Pour que cette transition s'effectue dans de bonnes conditions, l'affiliation à l'assurance maladie française est progressive. Elle intervient à l'échéance annuelle du contrat d'assurance privée, entre le 1er juin 2014 et le 31 mai 2015, au plus tard.

De plus, le Gouvernement s'est montré très attentif à l'accès aux soins des frontaliers et des mesures d'assouplissement ont été prises.

Ainsi, le médecin traitant peut être choisi aussi bien en France qu'en Suisse. L'accès aux soins programmés hospitaliers ou coûteux en Suisse est facilité pour les frontaliers résidant dans des zones à faible densité médicale. Les soins lourds entamés en Suisse avant le 1er juin 2014 et les soins ambulatoires non urgents dispensés en Suisse peuvent être pris en charge sur la base des tarifs français.

Les soins effectués en marge du travail du frontalier le sont sur la base des tarifs suisses ou, à la demande des frontaliers, sur la base des tarifs français. Les frontaliers bénéficient aujourd'hui, comme tous les autres assurés, d'une durée de validité de la carte européenne d'assurance plus longue, de deux ans.

Enfin, monsieur le sénateur, vous faites référence à la disposition introduite par la loi de financement de la sécurité sociale pour 2015 concernant les personnes refusant de s'affilier à la sécurité sociale. Il est important de rappeler que l'article concerné a pour objectif de renforcer les sanctions envers toute personne qui chercherait délibérément à se soustraire à ses obligations.

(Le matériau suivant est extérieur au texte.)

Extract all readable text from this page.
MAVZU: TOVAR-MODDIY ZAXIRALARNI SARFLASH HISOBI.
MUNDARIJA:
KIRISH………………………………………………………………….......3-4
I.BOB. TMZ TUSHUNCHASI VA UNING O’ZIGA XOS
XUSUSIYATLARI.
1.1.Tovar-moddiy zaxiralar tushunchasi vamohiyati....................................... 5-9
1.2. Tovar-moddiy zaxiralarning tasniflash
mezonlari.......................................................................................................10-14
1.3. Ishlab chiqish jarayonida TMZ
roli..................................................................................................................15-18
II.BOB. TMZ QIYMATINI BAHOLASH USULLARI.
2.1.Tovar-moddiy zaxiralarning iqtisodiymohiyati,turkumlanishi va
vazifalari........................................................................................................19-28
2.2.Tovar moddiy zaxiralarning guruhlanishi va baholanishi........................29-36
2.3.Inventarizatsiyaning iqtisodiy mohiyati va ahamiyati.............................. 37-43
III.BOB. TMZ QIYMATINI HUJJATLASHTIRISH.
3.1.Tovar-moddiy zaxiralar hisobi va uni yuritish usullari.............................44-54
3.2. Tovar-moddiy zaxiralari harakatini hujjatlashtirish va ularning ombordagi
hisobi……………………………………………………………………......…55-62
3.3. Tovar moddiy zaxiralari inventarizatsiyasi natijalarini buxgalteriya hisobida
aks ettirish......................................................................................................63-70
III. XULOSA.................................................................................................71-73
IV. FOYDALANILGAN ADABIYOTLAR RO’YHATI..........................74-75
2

Ce ne sera donc pas le cas des travailleurs frontaliers suisses dès lors que, à l'issue de l'échéance annuelle de leur contrat et au plus tard avant le 31 mai 2015, ils auront procédé à leur affiliation auprès de l'assurance maladie. Il est recommandé aux intéressés de prendre attache auprès de la caisse primaire d'assurance maladie le plus en amont possible pour faciliter leur affiliation par la suite.

M. le président. La parole est à M. Cyril Pellevat.

M. Cyril Pellevat. Madame la secrétaire d'État, je vous remercie de votre réponse, mais ces informations nous étaient connues.

Comme je le soulignais, les problèmes sont réels sur le terrain. Je pense notamment aux déserts médicaux constatés pour certaines professions. Dans les faits, on constate déjà que les hauts revenus quittent la France pour s'installer en Suisse et ainsi pouvoir exercer de nouveau leur droit d'option.

Je voudrais également évoquer la cotisation sur le revenu fiscal de référence. Des abattements ont été décidés, et je salue l'action du Gouvernement à cet égard. J'espère que le taux restera limité à 8 %.

Enfin, je signale que, côté suisse, nous sommes assurés pour les maladies professionnelles, ainsi que pour les accidents professionnels et non professionnels. (MM. Loïc Hervé et Michel Houel applaudissent.)